Tinta Media - Pertamina sudah salah jalan, melakukan transisi energi dengan mencampur minyak sawit fame dengan solar atau solarisasi sawit. Alasannya sawit adalah energi terbaharukan. Bisa ditanam dan dipanen. Begitu?
Ini adalah jalan yang salah, sawit adalah biang kerok kerusakan hutan nomor satu. Penyebab utama deforestasi. Penyumbang utama emisi karbon Indonesia. Padahal presiden Jokowi sebagai salah satu pimpinan COP. 26 climate change berjanji pada dunia untuk menghentikan deforestasi atau penghancuran hutan.
Jalan salah solarisasi sawit ini tampaknya mengikuti agenda para bandar sawit besar. Sebagaimana diketahui bahwa sawit telah dihambat dalam pasar Eropa dan negara lainnya karena dipandang sebagai sebab kehancuran hutan tropis. Indonesia dan Malaysia adalah produsen terbesar.
Ini Eropa melalui duta besarnya baru baru ini mengatakan bahwa solarisasi sawit semacam yang dilakukan Indonesia bukan merupakan agenda transisi energi. Jadi dengan demikian solarisasi sawit akan membawa Indonesia pada kegagalan melakukan transisi energi dan melanjutkan kerusakan hutan di Indonesia.
Memang baru baru ini presiden Jokowi aktif dalam meresmikan pabrik produsen bahan baku B20, B30 dst yang berasal dari minyak sawit. Tampaknya presiden memiliki kedekatan politik dengan dengan pengusaha sektor sawit ini.
Namun program ini berakibat buruk bagi Pertamina. Pertamina dari sisi keuangan tersandera biaya mahal. Bayangkan saja Pertamina harus membeli 9-10 juta ton minyak sawit dalam bentuk fame untuk bahan baku pencampuran dolar. Jika harga beli Pertamina seharga pasar saat ini, maka nilai belinya mencapai Rp. 200 triliun. Dari mana uangnya Pertamina?
Bahaya lagi adalah Pertamina harus mengubah dan memodofikasi kilang kilang mereka untuk mencampur sawit dengan solar. Sebagian besar diolah di kilang Cilacap yang dalam tahun 2021 kemarin terbakar dan meledak dua kali dengan sangat menyeramkan.
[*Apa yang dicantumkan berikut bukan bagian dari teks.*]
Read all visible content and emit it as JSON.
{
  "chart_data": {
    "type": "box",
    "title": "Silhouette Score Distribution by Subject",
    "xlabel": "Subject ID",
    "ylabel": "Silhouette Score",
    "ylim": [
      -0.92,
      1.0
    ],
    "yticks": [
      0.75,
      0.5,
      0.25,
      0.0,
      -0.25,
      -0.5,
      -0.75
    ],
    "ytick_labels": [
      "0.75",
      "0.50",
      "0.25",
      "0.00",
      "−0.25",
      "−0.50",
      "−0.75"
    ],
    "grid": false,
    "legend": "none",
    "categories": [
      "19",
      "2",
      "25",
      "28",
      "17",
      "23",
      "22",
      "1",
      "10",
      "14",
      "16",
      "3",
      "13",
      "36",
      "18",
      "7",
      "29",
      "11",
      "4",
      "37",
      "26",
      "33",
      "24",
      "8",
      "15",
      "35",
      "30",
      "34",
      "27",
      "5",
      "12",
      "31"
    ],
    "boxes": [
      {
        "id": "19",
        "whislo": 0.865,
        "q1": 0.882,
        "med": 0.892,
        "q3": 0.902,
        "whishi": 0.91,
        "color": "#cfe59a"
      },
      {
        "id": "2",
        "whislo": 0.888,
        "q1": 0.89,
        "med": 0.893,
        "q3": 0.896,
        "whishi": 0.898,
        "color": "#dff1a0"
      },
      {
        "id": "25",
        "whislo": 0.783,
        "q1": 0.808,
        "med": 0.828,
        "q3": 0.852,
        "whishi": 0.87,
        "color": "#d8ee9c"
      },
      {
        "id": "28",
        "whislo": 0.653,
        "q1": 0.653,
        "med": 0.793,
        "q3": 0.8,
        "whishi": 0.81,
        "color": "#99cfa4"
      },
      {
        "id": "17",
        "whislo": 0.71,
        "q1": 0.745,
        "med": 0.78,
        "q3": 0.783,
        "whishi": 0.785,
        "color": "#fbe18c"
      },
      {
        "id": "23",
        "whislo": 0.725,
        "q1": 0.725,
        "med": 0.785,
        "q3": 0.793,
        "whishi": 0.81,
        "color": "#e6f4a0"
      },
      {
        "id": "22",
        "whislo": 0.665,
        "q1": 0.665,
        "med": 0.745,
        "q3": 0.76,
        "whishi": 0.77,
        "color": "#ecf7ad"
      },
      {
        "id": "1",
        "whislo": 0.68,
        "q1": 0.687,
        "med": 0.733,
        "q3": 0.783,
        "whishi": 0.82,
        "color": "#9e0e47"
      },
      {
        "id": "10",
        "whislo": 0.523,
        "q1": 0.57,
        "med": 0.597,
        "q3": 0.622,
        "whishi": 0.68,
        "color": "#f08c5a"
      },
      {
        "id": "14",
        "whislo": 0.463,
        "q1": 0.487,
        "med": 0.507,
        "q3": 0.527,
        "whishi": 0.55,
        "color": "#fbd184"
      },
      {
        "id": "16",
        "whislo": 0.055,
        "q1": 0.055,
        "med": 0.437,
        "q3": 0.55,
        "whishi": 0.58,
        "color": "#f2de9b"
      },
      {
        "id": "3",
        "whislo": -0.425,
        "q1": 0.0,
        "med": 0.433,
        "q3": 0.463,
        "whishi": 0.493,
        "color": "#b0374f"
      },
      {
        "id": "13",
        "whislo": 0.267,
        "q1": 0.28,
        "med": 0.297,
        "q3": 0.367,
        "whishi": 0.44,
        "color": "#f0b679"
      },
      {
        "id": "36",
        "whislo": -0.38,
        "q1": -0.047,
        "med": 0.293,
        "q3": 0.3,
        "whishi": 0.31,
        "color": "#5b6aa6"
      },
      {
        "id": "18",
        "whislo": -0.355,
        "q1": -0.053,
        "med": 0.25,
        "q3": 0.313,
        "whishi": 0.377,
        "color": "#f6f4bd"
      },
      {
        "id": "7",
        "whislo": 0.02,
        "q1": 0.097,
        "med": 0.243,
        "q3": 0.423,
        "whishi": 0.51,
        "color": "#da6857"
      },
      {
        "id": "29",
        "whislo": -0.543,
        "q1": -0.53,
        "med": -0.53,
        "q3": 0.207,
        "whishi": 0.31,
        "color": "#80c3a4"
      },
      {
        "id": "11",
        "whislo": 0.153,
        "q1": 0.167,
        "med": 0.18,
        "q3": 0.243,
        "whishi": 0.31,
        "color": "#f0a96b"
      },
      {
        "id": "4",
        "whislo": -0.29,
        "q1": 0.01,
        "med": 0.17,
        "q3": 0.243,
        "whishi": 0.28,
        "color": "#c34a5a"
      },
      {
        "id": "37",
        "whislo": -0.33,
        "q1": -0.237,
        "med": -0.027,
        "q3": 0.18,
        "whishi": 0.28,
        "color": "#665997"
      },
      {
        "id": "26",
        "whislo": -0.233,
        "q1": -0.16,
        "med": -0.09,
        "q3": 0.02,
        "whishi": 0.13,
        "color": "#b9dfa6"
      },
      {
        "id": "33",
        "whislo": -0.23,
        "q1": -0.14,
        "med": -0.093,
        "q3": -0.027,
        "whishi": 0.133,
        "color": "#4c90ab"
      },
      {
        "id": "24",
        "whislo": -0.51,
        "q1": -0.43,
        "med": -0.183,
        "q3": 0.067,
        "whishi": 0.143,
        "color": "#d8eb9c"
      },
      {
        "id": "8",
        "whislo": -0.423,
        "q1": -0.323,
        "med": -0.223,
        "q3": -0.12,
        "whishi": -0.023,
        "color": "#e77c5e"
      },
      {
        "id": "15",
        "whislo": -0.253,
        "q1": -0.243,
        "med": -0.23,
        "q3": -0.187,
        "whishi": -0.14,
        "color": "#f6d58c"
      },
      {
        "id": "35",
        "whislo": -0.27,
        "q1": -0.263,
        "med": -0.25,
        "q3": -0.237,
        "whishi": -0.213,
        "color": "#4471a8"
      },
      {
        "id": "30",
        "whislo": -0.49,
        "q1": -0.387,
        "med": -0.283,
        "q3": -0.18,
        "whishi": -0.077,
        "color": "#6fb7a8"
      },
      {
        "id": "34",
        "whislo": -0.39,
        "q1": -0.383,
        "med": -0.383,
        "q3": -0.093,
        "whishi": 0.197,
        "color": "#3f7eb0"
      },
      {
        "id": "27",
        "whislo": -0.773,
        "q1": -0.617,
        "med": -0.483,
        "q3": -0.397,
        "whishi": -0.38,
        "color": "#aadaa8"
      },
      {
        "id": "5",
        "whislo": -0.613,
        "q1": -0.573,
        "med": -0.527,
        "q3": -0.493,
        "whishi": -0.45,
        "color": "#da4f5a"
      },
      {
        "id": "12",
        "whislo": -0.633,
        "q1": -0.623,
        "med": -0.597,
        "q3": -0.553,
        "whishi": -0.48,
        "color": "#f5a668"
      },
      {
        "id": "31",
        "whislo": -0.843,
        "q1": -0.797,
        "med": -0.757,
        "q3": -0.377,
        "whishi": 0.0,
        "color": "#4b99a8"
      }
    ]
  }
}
Hal yang paling berbahaya adalah Pertamina berhadapan dengan rakyat bersaing merebut minyak goreng. Terjadi persaingan antara BBM kendaraan bermotor, dengan *BBT atau bahan bakar tenggorokan alias minyak goreng*. Akibatnya harga minyak goreng melambung tinggi. Siapa yang tanggung jawab?
Harga minyak goreng akan terus melambung tinggi. Mengapa? Pengusaha sawit akan mengejar pasar ekspor yang harganya saat ini sangat tinggi dan memilih pasar Pertamina yang pasarnya lebih pasti dari-pada pasar minyak goreng untuk masyarakat.
Jika Pertamina terus melanjutkan proyek solarisasi sawit, maka harga minyak goreng akan makin tidak terkendali. Bandar sawit memang panen raya, tapi Pertamina sudah pasti bangkrut, dan rakyat sudah pasti tercekik minyak goreng mahal.
Pertamina akan bangkrut karena harus membeli minyak sawit dengan harga pasar. Pertamina akan terus menimbun utang untuk memperkaya para bandar sawit. Harga beli minyak sawit dengan harga jual solar tak sebanding. Jadi *Pertamina jatuh bangkit, rakyat tertimpa tangga!* pie kangmas sinuhun?